Том 2. Приваловские миллионы - Страница 88
— Вот, пожалуйте сюда-с… — предупредительно шепнула какая-то темная личность, точно вынырнувшая из-под пола.
Это был типичный ярмарочный шакал, необходимая свита при каждом крупном игроке. Он униженно кланялся при каждом слове и постоянно улыбался принужденной льстивой улыбкой. Усадив Привалова, шакал смиренно отошел в темный уголок, где дремал на залитом вином стуле.
Обстановка комнаты придавала ей вид будуара: мягкая мебель, ковры, цветы. С потолка спускался розовый фонарь; на стене висело несколько картин с голыми красавицами. Оглядывая это гнездышко, Привалов заметил какие-то ноги в одном сапоге, которые выставлялись из-под дивана.
— Это Иван Митрич… — доложил почтительным шепотом шакал, поймав взгляд Привалова. — Вторые сутки-с почивают. Сильно были не в себе.
Игра совершалась по-прежнему в самом торжественном молчании.
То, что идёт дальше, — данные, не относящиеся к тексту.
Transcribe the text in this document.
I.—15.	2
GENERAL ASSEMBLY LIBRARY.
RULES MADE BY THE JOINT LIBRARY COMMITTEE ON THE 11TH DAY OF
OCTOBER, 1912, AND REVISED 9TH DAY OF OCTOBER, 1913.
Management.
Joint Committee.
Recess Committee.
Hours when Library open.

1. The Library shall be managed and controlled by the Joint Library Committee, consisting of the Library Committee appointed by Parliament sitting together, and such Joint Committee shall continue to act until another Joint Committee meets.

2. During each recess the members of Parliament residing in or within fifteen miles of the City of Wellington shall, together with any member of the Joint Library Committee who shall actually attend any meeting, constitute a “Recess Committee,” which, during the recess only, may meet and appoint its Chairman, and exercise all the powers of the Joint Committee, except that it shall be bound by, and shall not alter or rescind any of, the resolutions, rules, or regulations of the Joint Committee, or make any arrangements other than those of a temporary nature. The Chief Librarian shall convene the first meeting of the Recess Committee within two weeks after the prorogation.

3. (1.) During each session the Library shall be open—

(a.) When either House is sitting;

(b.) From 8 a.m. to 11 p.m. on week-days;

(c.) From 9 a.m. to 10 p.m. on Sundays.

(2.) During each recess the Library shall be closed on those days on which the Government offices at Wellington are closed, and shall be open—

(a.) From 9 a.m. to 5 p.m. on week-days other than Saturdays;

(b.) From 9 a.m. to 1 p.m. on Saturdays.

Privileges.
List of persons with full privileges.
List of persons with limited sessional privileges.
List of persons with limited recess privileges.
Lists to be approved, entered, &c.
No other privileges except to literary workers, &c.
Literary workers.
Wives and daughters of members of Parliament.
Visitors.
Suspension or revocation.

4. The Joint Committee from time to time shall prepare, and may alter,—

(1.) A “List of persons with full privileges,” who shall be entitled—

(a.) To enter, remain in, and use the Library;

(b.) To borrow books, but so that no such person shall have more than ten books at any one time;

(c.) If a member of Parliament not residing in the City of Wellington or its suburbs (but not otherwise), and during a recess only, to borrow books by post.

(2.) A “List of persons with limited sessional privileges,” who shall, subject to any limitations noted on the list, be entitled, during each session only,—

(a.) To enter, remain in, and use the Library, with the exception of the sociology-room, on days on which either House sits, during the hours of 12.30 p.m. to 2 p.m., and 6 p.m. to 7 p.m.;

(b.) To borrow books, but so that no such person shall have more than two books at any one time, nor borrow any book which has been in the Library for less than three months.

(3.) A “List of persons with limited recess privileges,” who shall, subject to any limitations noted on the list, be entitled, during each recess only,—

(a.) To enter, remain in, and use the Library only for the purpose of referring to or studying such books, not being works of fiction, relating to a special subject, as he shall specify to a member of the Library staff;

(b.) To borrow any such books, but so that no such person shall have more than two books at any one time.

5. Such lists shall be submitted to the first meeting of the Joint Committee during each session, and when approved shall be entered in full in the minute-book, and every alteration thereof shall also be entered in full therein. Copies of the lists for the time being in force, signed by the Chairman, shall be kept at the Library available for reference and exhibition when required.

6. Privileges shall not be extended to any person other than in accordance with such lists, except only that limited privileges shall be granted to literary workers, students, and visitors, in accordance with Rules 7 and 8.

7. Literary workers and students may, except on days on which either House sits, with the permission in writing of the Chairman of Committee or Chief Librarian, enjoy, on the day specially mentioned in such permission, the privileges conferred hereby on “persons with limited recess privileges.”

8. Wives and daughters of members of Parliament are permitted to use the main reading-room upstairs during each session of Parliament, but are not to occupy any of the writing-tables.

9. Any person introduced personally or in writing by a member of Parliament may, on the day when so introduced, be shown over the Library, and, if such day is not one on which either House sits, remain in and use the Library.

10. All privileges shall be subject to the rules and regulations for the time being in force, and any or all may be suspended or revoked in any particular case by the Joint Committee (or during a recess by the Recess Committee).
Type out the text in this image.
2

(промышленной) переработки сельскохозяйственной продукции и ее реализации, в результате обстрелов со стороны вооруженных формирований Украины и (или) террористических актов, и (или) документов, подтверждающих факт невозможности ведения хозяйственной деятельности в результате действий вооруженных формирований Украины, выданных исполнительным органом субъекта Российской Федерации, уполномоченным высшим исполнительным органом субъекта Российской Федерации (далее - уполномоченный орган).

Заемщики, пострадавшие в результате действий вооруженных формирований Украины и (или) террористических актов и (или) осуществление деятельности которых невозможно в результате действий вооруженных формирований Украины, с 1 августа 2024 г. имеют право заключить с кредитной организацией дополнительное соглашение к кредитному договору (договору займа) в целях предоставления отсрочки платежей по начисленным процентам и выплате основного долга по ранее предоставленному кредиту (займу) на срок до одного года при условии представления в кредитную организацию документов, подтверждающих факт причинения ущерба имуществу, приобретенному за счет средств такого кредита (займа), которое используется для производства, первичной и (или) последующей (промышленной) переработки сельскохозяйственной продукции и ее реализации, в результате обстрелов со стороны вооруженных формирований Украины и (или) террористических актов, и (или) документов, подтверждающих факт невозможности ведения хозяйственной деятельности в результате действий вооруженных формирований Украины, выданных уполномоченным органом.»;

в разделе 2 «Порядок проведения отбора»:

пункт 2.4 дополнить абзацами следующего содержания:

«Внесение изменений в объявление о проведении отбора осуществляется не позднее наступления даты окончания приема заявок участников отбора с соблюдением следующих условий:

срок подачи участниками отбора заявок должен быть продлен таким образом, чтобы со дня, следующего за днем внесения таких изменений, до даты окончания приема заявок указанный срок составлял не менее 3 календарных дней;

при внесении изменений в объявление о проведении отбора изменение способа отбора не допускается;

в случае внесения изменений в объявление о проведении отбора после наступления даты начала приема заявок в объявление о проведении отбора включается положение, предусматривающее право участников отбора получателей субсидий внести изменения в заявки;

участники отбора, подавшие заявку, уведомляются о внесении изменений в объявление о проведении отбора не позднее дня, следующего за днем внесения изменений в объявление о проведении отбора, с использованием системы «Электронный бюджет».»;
Иван Яковлич держал банк, уверенными движениями бросая карты направо и налево. «Московский барин» равнодушно следил за его руками. У него убивали карту за картой. Около Ивана Яковлича, на зеленом столе, кучки золота и кредиток все увеличивались.
— На тридцать шестую тыщу перевалило… — шептались купцы.
Привалов поставил карту — ее убили, вторую — тоже, третью — тоже. Отсчитав шестьсот рублей, он отошел в сторону. Иван Яковлич только теперь его заметил и поклонился с какой-то больной улыбкой; у него на лбу выступали капли крупного пота, но руки продолжали двигаться так же бесстрастно, точно карты сами собой падали на стол.
— Эк их взяло… точно замерли! — ворчал Nicolas Веревкин, пересаживаясь от игорного стола к закуске. — Папахен сегодня дьявольски режет…
К столу с винами подошел «московский барин»; он блуждающим взглядом посмотрел на Привалова и Веревкина, налил себе рюмку вина и, не выпив ее, пошатываясь вышел из комнаты.
— Этот совсем готов: finita la commedia, [28]— объяснял Nicolas, кивая головой на закрывшуюся за «московским барином» портьеру.
— Проигрался?
— Да… Тысяч двадцать пять просадил. Из московских жуланов. Каждую ярмарку приезжает обирать купцов, а нынче на папахена и наткнулся. Ну да ничего, еще успеет оправиться! Дураков на его долю еще много осталось…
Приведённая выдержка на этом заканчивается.